Interspersed with the archival footage is new footage of Mike Africa Jr., the son of Debbie and Mike Africa Sr., who were imprisoned immediately after the 1978 shootout. They were among the nine MOVE members convicted of killing Officer James Ramp. To this day, they maintain their innocence, saying the trial was flawed.
Mike Africa Jr. was Oliver’s entry into MOVE, providing access and smoothing relations with remaining members in order to shoot interviews.
Africa also provides the emotional backbone of the film. He was born in a jail cell in Philadelphia a month after Debbie Africa was imprisoned. He never saw his mother outside prison until she was released in 2018, when he was 39. His father was released a few months later, when Mike was 40. He had spent all his adult life fighting for justice for his parents.
“What do you think the title is referring to?” asked Oliver. “While it makes sense that ‘40 Years a Prisoner’ is about his parents, it’s actually about Mike Jr.”
The MOVE story is as divisive today as it was 40 years ago, with neighbors remembering the havoc the group caused, activists decrying the abusive treatment by police and questioning the validity of the trial, and police recalling the hostilities directed toward them.
Oliver stepped into the minefield with the intention of telling a balanced story, featuring interviews with MOVE members, police, defense attorneys and prosecutors, and journalists who covered the escalating situation.
“A big part was trying to understand what happened and why,” said Oliver. “Context matters so much. That’s what took so much time to unpack.
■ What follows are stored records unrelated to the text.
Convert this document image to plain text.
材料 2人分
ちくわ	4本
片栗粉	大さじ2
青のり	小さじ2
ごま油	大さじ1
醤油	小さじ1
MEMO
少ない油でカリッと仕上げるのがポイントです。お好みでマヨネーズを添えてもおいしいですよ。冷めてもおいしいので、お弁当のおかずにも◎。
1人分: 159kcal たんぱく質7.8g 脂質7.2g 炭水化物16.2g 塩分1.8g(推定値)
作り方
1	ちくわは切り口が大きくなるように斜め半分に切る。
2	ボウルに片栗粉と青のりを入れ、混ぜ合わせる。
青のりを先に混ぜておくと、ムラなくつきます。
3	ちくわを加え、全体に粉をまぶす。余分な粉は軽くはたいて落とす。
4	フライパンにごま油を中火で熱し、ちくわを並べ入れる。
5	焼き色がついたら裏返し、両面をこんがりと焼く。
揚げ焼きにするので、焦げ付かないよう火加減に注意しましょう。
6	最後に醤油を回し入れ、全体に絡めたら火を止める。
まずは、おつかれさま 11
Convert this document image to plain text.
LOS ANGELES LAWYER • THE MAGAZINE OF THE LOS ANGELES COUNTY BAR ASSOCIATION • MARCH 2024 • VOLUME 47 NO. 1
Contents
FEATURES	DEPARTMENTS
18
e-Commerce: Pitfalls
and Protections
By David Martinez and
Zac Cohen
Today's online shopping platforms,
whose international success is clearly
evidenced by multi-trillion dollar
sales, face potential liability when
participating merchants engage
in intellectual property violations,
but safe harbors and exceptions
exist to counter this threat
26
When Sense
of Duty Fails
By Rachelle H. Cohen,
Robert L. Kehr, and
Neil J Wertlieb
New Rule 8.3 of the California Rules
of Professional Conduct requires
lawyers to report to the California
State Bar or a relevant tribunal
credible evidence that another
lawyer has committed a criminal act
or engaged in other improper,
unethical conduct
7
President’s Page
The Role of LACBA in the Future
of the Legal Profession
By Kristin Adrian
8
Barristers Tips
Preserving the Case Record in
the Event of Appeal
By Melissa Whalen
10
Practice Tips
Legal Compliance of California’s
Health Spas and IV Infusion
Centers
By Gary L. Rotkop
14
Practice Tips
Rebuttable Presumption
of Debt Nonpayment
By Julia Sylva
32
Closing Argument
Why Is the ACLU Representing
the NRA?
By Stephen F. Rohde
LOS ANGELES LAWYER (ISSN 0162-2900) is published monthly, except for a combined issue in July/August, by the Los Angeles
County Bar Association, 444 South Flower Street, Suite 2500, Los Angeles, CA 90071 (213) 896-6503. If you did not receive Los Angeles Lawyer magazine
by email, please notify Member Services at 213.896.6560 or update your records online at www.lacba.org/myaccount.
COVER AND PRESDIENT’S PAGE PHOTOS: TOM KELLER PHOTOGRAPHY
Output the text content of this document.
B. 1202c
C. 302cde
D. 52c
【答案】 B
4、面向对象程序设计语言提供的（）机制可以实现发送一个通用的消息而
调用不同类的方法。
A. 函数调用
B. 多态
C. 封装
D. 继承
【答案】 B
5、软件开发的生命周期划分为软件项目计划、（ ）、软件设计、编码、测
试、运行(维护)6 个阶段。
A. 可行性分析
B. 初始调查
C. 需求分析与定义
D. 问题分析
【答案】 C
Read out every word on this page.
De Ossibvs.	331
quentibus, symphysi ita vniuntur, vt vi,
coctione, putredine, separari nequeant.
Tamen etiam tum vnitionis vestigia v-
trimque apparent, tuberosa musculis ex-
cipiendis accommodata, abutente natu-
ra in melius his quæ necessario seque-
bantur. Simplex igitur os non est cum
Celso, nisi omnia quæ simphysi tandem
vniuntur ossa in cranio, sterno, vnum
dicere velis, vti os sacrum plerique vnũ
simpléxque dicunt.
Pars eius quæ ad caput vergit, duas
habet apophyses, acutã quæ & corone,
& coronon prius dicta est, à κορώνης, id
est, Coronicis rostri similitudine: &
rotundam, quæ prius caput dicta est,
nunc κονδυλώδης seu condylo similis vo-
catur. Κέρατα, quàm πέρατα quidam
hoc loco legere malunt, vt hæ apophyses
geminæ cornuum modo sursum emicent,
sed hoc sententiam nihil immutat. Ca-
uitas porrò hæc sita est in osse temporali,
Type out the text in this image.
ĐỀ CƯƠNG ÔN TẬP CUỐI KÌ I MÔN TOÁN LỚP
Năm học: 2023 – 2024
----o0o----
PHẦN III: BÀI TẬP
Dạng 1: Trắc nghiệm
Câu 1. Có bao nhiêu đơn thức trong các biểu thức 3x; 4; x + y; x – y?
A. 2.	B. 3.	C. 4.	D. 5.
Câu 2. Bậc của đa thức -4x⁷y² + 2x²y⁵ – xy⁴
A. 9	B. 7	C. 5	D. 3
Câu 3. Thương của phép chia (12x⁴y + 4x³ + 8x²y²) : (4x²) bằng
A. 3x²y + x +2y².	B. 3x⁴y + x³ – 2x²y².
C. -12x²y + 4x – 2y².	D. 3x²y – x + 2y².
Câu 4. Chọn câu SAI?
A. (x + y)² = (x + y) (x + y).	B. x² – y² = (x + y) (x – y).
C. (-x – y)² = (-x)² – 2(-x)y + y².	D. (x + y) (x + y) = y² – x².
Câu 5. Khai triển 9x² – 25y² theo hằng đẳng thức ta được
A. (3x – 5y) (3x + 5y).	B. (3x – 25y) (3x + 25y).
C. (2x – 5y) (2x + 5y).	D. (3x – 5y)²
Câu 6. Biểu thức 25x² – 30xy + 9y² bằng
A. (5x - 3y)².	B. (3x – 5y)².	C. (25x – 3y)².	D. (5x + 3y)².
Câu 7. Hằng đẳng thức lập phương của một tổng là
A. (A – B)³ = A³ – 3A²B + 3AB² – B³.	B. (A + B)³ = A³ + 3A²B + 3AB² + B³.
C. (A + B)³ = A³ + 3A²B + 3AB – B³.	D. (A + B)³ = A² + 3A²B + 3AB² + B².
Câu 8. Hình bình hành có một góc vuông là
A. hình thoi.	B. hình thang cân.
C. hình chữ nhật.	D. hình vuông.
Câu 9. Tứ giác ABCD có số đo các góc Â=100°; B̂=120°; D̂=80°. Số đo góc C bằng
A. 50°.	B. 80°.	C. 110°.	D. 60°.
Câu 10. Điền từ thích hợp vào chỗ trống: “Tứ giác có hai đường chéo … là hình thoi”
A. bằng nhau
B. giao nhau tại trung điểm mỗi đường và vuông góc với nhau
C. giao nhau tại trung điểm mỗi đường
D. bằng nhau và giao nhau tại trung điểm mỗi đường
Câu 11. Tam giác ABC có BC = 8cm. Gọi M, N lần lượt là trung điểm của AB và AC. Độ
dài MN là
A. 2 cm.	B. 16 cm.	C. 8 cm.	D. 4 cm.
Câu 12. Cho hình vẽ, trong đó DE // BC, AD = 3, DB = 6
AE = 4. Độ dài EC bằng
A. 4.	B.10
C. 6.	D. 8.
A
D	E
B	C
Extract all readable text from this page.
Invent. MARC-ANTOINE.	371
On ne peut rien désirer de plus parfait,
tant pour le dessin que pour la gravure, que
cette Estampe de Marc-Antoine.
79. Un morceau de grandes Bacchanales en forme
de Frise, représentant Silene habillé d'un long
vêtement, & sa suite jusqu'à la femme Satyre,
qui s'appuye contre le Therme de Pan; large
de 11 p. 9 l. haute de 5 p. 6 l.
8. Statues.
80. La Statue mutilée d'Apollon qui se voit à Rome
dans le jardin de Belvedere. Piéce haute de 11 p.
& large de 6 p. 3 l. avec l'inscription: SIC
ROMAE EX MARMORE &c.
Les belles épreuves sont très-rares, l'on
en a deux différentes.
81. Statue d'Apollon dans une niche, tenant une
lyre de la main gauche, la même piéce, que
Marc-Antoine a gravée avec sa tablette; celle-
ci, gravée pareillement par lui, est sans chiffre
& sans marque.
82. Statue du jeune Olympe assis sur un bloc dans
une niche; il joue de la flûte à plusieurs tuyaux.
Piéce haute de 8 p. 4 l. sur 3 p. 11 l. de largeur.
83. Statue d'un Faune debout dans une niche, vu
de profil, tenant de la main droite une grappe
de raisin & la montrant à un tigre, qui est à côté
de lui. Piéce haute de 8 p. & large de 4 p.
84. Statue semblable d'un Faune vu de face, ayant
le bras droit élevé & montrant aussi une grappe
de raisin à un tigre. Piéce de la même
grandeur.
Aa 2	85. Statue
There were a lot of stakeholders, a lot of people, a lot of tension. It wasn’t just a shootout for the sake of a shootout.”
It’s no accident that the conflict between the mostly Black MOVE members and an overzealous police department — which literally flushed them out of their house by using fire hoses to fill their basement with water — resonates with this year’s street protests for racial justice.
“It’s a cautionary tale,” said Oliver. “This situation is for the most part forgotten. When you forget what happened, you are likely to repeat it. That’s what’s been happening.”
“40 Years a Prisoner” has been making the rounds at film festivals, but because of the COVID-19 pandemic those festival screenings have all been on digital streaming platforms. The Monday evening screening, as part of the Philadelphia Film Festival, will be as a drive-in projection at the Navy Yard, the first time the film will be seen by a live audience.
The documentary will premiere on HBO in December.